I don’t think video games have reached that point yet. Popular film, in its first few decades, was “supposed to be fun.” It was meant to captivate and astound, to entertain and bewilder. Now, after years of both refinement of the form and criticism of it, very few people would argue that film is not a serious art form, and (I would wager) few people would claim that movies “are supposed to be fun.” A Clockwork Orange isn’t “fun.” Brokeback Mountain isn’t “fun.” Schindler’s List isn’t “fun.” Movies aren’t “supposed to be fun,” and we’re okay with that. We don’t expect them to be. So when will we become okay with that for games?

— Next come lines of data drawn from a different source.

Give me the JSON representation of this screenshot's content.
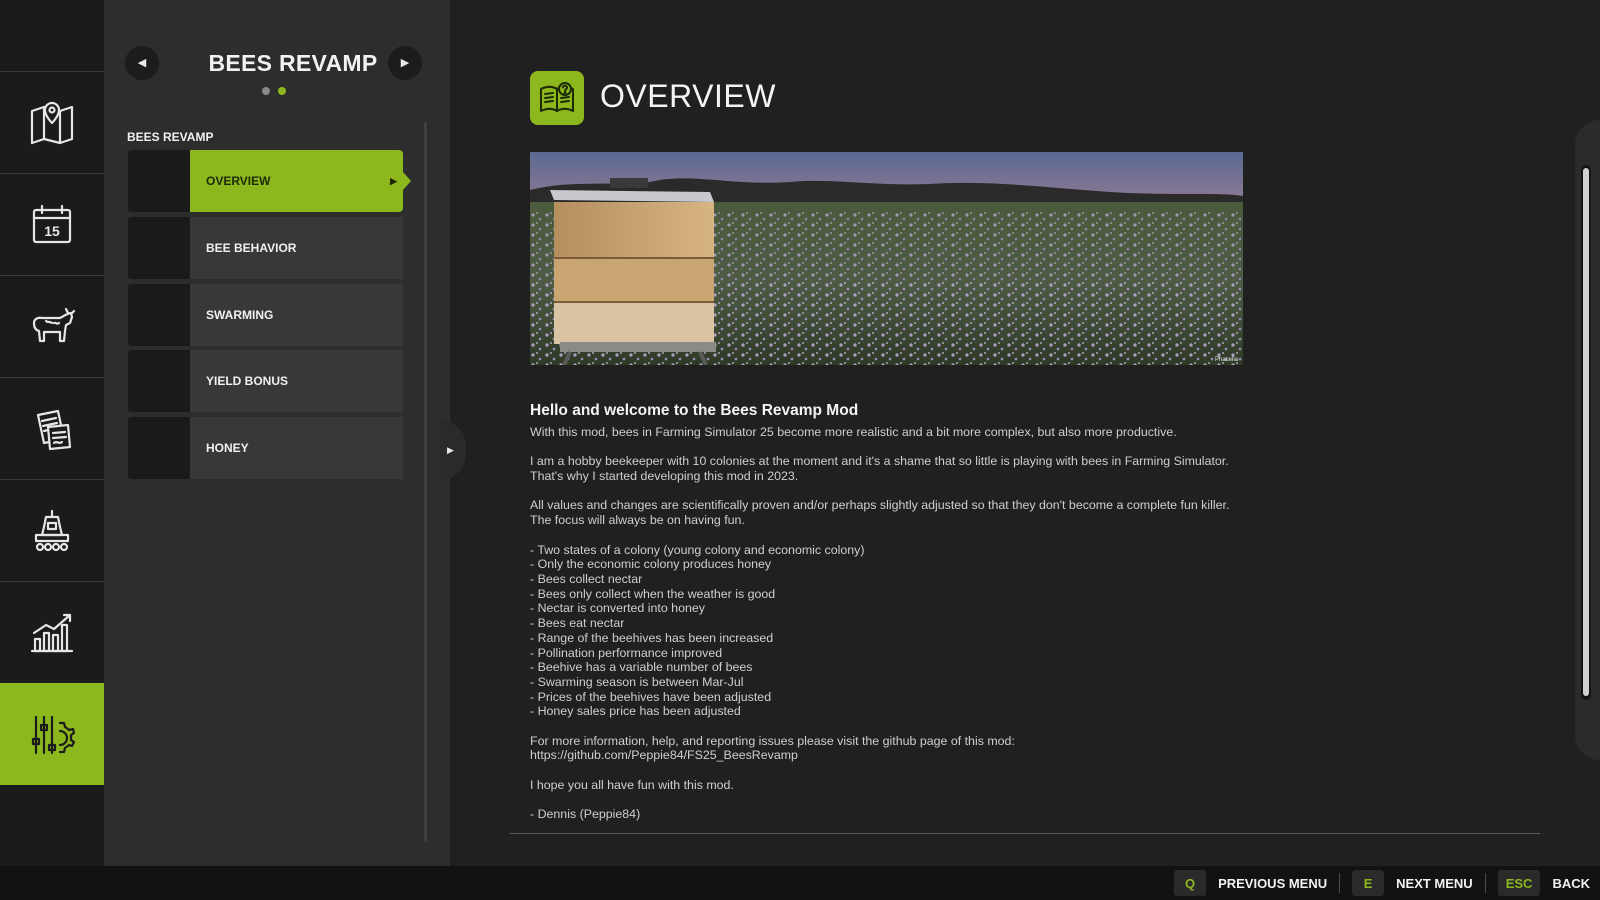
{
  "rail": {
    "items": [
      {
        "icon": "map-icon"
      },
      {
        "icon": "calendar-icon",
        "text": "15"
      },
      {
        "icon": "animals-icon"
      },
      {
        "icon": "contracts-icon"
      },
      {
        "icon": "production-icon"
      },
      {
        "icon": "statistics-icon"
      },
      {
        "icon": "settings-icon",
        "active": true
      }
    ]
  },
  "subpanel": {
    "title": "BEES REVAMP",
    "prev_icon": "◀",
    "next_icon": "▶",
    "page_dots": 2,
    "active_dot": 2,
    "section_label": "BEES REVAMP",
    "items": [
      {
        "label": "OVERVIEW",
        "selected": true
      },
      {
        "label": "BEE BEHAVIOR"
      },
      {
        "label": "SWARMING"
      },
      {
        "label": "YIELD BONUS"
      },
      {
        "label": "HONEY"
      }
    ],
    "collapse_icon": "▶"
  },
  "main": {
    "title": "OVERVIEW",
    "hero_credit": "Phacelia",
    "heading": "Hello and welcome to the Bees Revamp Mod",
    "intro": "With this mod, bees in Farming Simulator 25 become more realistic and a bit more complex, but also more productive.",
    "para1": "I am a hobby beekeeper with 10 colonies at the moment and it's a shame that so little is playing with bees in Farming Simulator. That's why I started developing this mod in 2023.",
    "para2": "All values and changes are scientifically proven and/or perhaps slightly adjusted so that they don't become a complete fun killer. The focus will always be on having fun.",
    "features": [
      "- Two states of a colony (young colony and economic colony)",
      "- Only the economic colony produces honey",
      "- Bees collect nectar",
      "- Bees only collect when the weather is good",
      "- Nectar is converted into honey",
      "- Bees eat nectar",
      "- Range of the beehives has been increased",
      "- Pollination performance improved",
      "- Beehive has a variable number of bees",
      "- Swarming season is between Mar-Jul",
      "- Prices of the beehives have been adjusted",
      "- Honey sales price has been adjusted"
    ],
    "info_line": "For more information, help, and reporting issues please visit the github page of this mod:",
    "github_url": "https://github.com/Peppie84/FS25_BeesRevamp",
    "closing": "I hope you all have fun with this mod.",
    "signature": "- Dennis (Peppie84)"
  },
  "footer": {
    "hints": [
      {
        "key": "Q",
        "label": "PREVIOUS MENU"
      },
      {
        "key": "E",
        "label": "NEXT MENU"
      },
      {
        "key": "ESC",
        "label": "BACK"
      }
    ]
  },
  "colors": {
    "accent": "#8cb81e",
    "background": "#202020",
    "panel": "#2d2d2d",
    "rail": "#1b1b1b"
  }
}
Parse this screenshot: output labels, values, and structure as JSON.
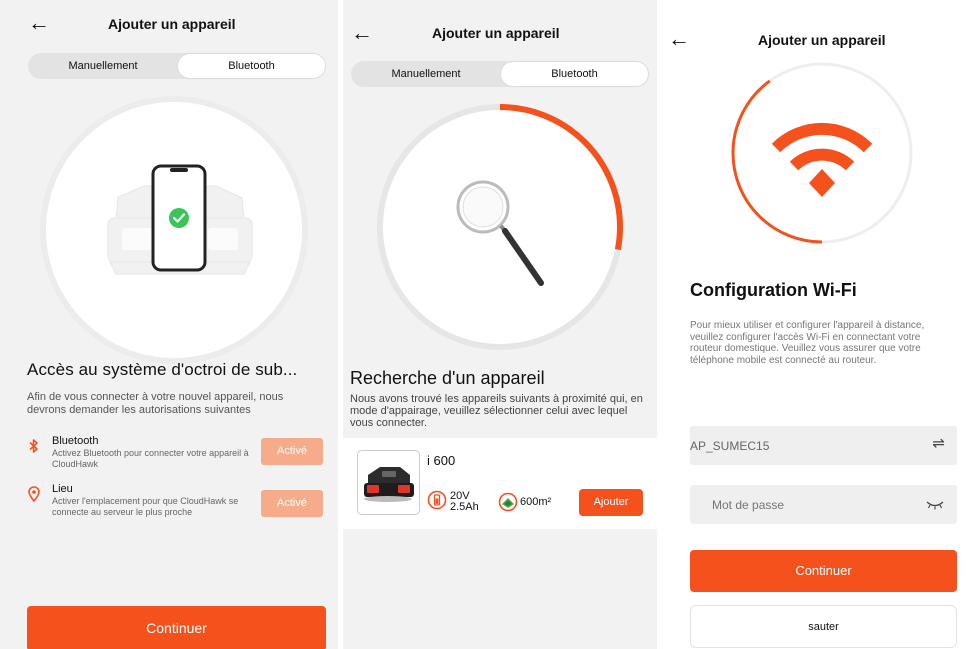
{
  "screen1": {
    "title": "Ajouter un appareil",
    "tabs": [
      {
        "label": "Manuellement"
      },
      {
        "label": "Bluetooth"
      }
    ],
    "heading": "Accès au système d'octroi de sub...",
    "subtitle": "Afin de vous connecter à votre nouvel appareil, nous devrons demander les autorisations suivantes",
    "permissions": [
      {
        "icon": "bluetooth-icon",
        "title": "Bluetooth",
        "description": "Activez Bluetooth pour connecter votre appareil à CloudHawk",
        "button": "Activé"
      },
      {
        "icon": "location-pin-icon",
        "title": "Lieu",
        "description": "Activer l'emplacement pour que CloudHawk se connecte au serveur le plus proche",
        "button": "Activé"
      }
    ],
    "continue_label": "Continuer"
  },
  "screen2": {
    "title": "Ajouter un appareil",
    "tabs": [
      {
        "label": "Manuellement"
      },
      {
        "label": "Bluetooth"
      }
    ],
    "search_progress": 0.28,
    "heading": "Recherche d'un appareil",
    "subtitle": "Nous avons trouvé les appareils suivants à proximité qui, en mode d'appairage, veuillez sélectionner celui avec lequel vous connecter.",
    "device": {
      "name": "i 600",
      "battery_voltage": "20V",
      "battery_capacity": "2.5Ah",
      "area": "600m²",
      "add_label": "Ajouter"
    }
  },
  "screen3": {
    "title": "Ajouter un appareil",
    "wifi_progress": 0.4,
    "heading": "Configuration Wi-Fi",
    "subtitle": "Pour mieux utiliser et configurer l'appareil à distance, veuillez configurer l'accès Wi-Fi en connectant votre routeur domestique. Veuillez vous assurer que votre téléphone mobile est connecté au routeur.",
    "ssid_value": "AP_SUMEC15",
    "password_placeholder": "Mot de passe",
    "continue_label": "Continuer",
    "skip_label": "sauter"
  },
  "colors": {
    "accent": "#f5511c",
    "accent_light": "#f6ab8a",
    "success": "#3cc45a",
    "background": "#f2f2f2"
  }
}
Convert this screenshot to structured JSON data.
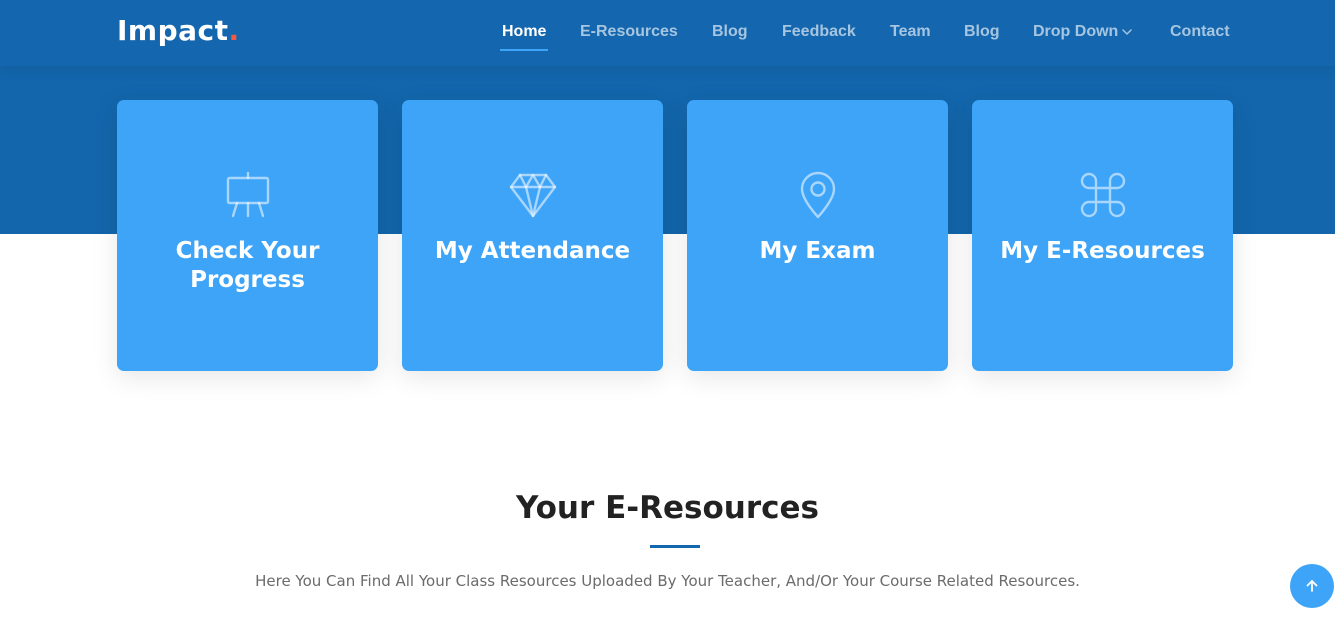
{
  "header": {
    "logo_text": "Impact",
    "logo_dot": "."
  },
  "nav": [
    {
      "label": "Home"
    },
    {
      "label": "E-Resources"
    },
    {
      "label": "Blog"
    },
    {
      "label": "Feedback"
    },
    {
      "label": "Team"
    },
    {
      "label": "Blog"
    },
    {
      "label": "Drop Down"
    },
    {
      "label": "Contact"
    }
  ],
  "cards": [
    {
      "label": "Check Your Progress",
      "icon": "easel-icon"
    },
    {
      "label": "My Attendance",
      "icon": "gem-icon"
    },
    {
      "label": "My Exam",
      "icon": "map-pin-icon"
    },
    {
      "label": "My E-Resources",
      "icon": "command-icon"
    }
  ],
  "section": {
    "title": "Your E-Resources",
    "description": "Here You Can Find All Your Class Resources Uploaded By Your Teacher, And/Or Your Course Related Resources."
  },
  "colors": {
    "header_bg": "#1466ae",
    "card_bg": "#3ea4f8",
    "logo_accent": "#f85a40"
  }
}
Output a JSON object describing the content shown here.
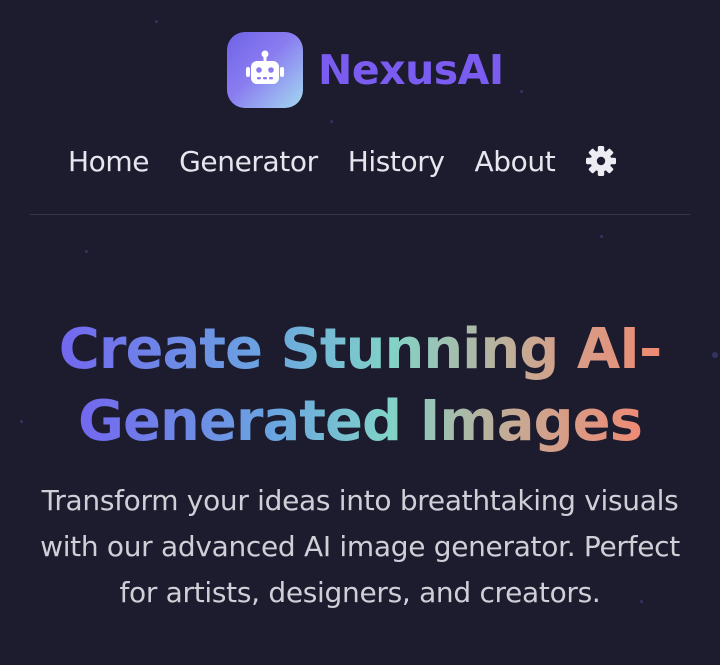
{
  "brand": {
    "name": "NexusAI",
    "logo_icon": "robot-icon"
  },
  "nav": {
    "items": [
      {
        "label": "Home"
      },
      {
        "label": "Generator"
      },
      {
        "label": "History"
      },
      {
        "label": "About"
      }
    ],
    "settings_icon": "gear-icon"
  },
  "hero": {
    "title_line1": "Create Stunning AI-",
    "title_line2": "Generated Images",
    "subtitle": "Transform your ideas into breathtaking visuals with our advanced AI image generator. Perfect for artists, designers, and creators."
  },
  "colors": {
    "background": "#1c1c2e",
    "brand_accent": "#7b5cf0",
    "gradient_start": "#7367ef",
    "gradient_mid": "#81d3c7",
    "gradient_end": "#ee8a74",
    "nav_text": "#e7e6ef",
    "body_text": "#cfcfd8"
  }
}
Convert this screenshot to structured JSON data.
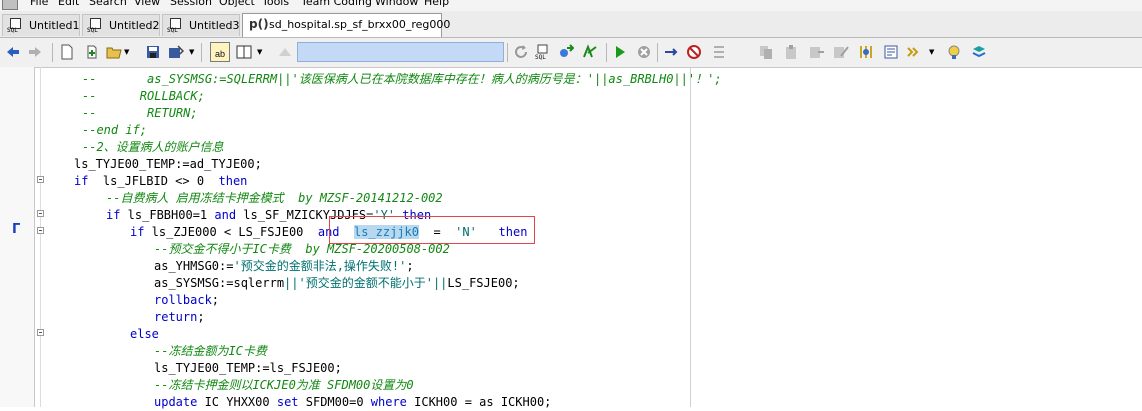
{
  "menubar": {
    "items": [
      "File",
      "Edit",
      "Search",
      "View",
      "Session",
      "Object",
      "Tools",
      "Team Coding",
      "Window",
      "Help"
    ]
  },
  "tabs": [
    {
      "label": "Untitled1",
      "icon": "sql-file-icon"
    },
    {
      "label": "Untitled2",
      "icon": "sql-file-icon"
    },
    {
      "label": "Untitled3",
      "icon": "sql-file-icon"
    },
    {
      "label": "sd_hospital.sp_sf_brxx00_reg000",
      "icon": "procedure-icon",
      "prefix": "p()"
    }
  ],
  "editor": {
    "lines": [
      [
        [
          "cm",
          "--       as_SYSMSG:=SQLERRM||'该医保病人已在本院数据库中存在！病人的病历号是：'||as_BRBLH0||'！';"
        ]
      ],
      [
        [
          "cm",
          "--      ROLLBACK;"
        ]
      ],
      [
        [
          "cm",
          "--       RETURN;"
        ]
      ],
      [
        [
          "cm",
          "--end if;"
        ]
      ],
      [
        [
          "cm",
          "--2、设置病人的账户信息"
        ]
      ],
      [
        [
          "tx",
          "ls_TYJE00_TEMP:=ad_TYJE00;"
        ]
      ],
      [
        [
          "kw",
          "if"
        ],
        [
          "tx",
          "  ls_JFLBID <> 0  "
        ],
        [
          "kw",
          "then"
        ]
      ],
      [
        [
          "cm",
          "--自费病人 启用冻结卡押金模式  by MZSF-20141212-002"
        ]
      ],
      [
        [
          "kw",
          "if"
        ],
        [
          "tx",
          " ls_FBBH00=1 "
        ],
        [
          "kw",
          "and"
        ],
        [
          "tx",
          " ls_SF_MZICKYJDJFS="
        ],
        [
          "st",
          "'Y'"
        ],
        [
          "tx",
          " "
        ],
        [
          "kw",
          "then"
        ]
      ],
      [
        [
          "kw",
          "if"
        ],
        [
          "tx",
          " ls_ZJE000 < LS_FSJE00  "
        ],
        [
          "kw",
          "and"
        ],
        [
          "tx",
          "  "
        ],
        [
          "hl",
          "ls_zzjjk0"
        ],
        [
          "tx",
          "  =  "
        ],
        [
          "st",
          "'N'"
        ],
        [
          "tx",
          "   "
        ],
        [
          "kw",
          "then"
        ]
      ],
      [
        [
          "cm",
          "--预交金不得小于IC卡费  by MZSF-20200508-002"
        ]
      ],
      [
        [
          "tx",
          "as_YHMSG0:="
        ],
        [
          "st",
          "'预交金的金额非法,操作失败!'"
        ],
        [
          "tx",
          ";"
        ]
      ],
      [
        [
          "tx",
          "as_SYSMSG:=sqlerrm"
        ],
        [
          "st",
          "||"
        ],
        [
          "st",
          "'预交金的金额不能小于'"
        ],
        [
          "st",
          "||"
        ],
        [
          "tx",
          "LS_FSJE00;"
        ]
      ],
      [
        [
          "kw",
          "rollback"
        ],
        [
          "tx",
          ";"
        ]
      ],
      [
        [
          "kw",
          "return"
        ],
        [
          "tx",
          ";"
        ]
      ],
      [
        [
          "kw",
          "else"
        ]
      ],
      [
        [
          "cm",
          "--冻结金额为IC卡费"
        ]
      ],
      [
        [
          "tx",
          "ls_TYJE00_TEMP:=ls_FSJE00;"
        ]
      ],
      [
        [
          "cm",
          "--冻结卡押金则以ICKJE0为准 SFDM00设置为0"
        ]
      ],
      [
        [
          "kw",
          "update"
        ],
        [
          "tx",
          " IC YHXX00 "
        ],
        [
          "kw",
          "set"
        ],
        [
          "tx",
          " SFDM00=0 "
        ],
        [
          "kw",
          "where"
        ],
        [
          "tx",
          " ICKH00 = as ICKH00;"
        ]
      ]
    ]
  },
  "colors": {
    "comment": "#118811",
    "keyword": "#0000cc",
    "string": "#007070",
    "highlight_box": "#e04848",
    "selection": "#b8d8f0"
  }
}
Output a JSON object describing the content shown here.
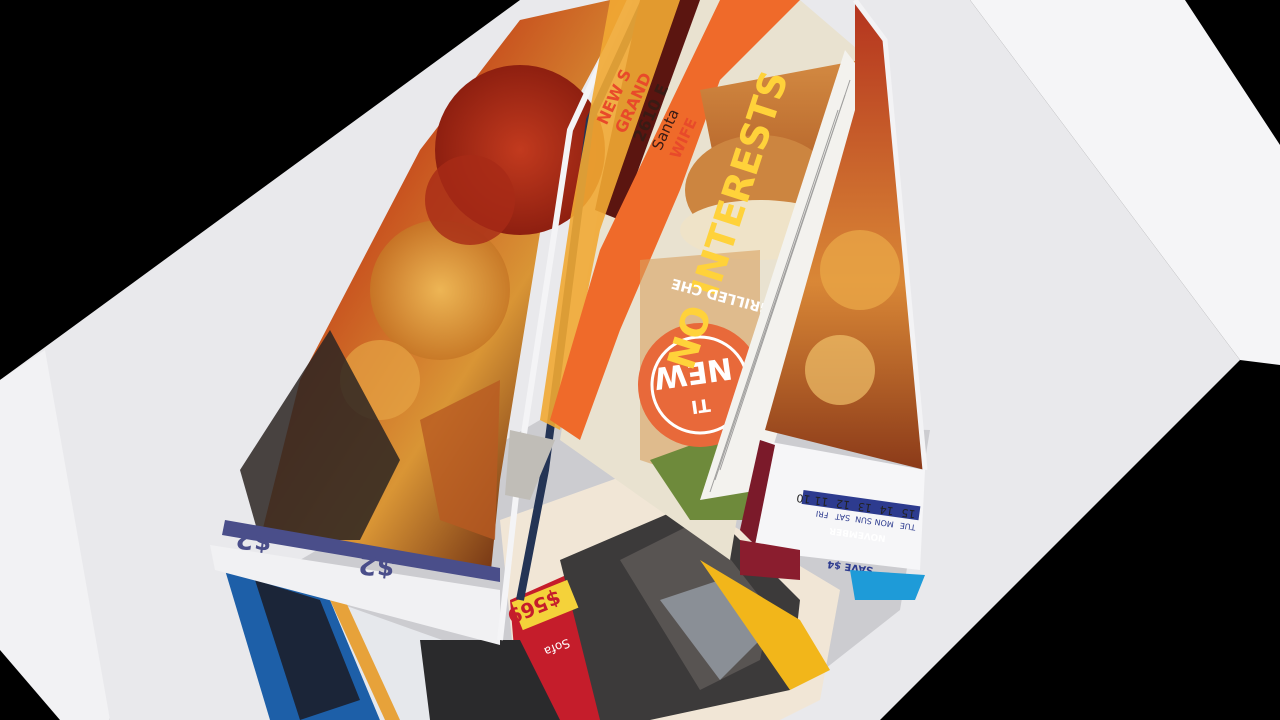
{
  "photo": {
    "background_color": "#000000",
    "paper_color": "#e9e9ec",
    "subject": "folded-advertising-flyers"
  },
  "flyers": {
    "pizza_flyer": {
      "price_label_1": "$2",
      "price_label_2": "$2"
    },
    "restaurant_flyer": {
      "vertical_headline": "NO INTERESTS",
      "upside_down_text": "GRILLED CHE",
      "badge_text": "NEW",
      "badge_subtext": "TI",
      "store_lines": [
        "NEW S",
        "GRAND",
        "2610 E",
        "Santa",
        "WIFE"
      ]
    },
    "calendar_flyer": {
      "month": "NOVEMBER",
      "days": [
        "TUE",
        "MON",
        "SUN",
        "SAT",
        "FRI"
      ],
      "dates": [
        "15",
        "14",
        "13",
        "12",
        "11",
        "10"
      ],
      "save_label": "SAVE $4"
    },
    "furniture_flyer": {
      "price": "$569",
      "tag": "Sofa"
    }
  }
}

The reason this matters is not because I love video games and want to feel better about playing and studying them. There is a certain guilt in studying something that so many people view as a juvenile waste of time, sure. But in the last few weeks we’ve seen, yet again, news commentators and armchair social activists turn their attention toward violent video games and their (mostly fabricated/exaggerated) influence on people. It’s been a long time since we as a society have allowed the same kind of allegations to be lobbied at other art forms. But for many, video games are still meant for kids and teenagers, and when we casually claim that “video games are supposed to be fun,” we don’t exactly shift their reputation away from that and toward being taken seriously. Gamers want games to be called art and want them protected as such, but they don’t want them to “be political,” which art inherently is. It’s those same kinds of gamers that would hear a prominent games scholar or personality claim that “games are supposed to be fun” and feel vindicated for their belief. After all, “fun” games don’t have politics, right?

I might be making a mountain of a mole hill, but words have power, and if serious game scholars, critics, and commentators choose their words loosely, video games will continue to be considered an immature, unevolved art form, and game developers (both AAA and indie) will feel less inclined to use games to explore all aspects of the human experience, as other art forms do – and, more immediately, politicians and exploitative media outlets will continue to get away with making baseless claims about a diverse art form with which they have very little experience.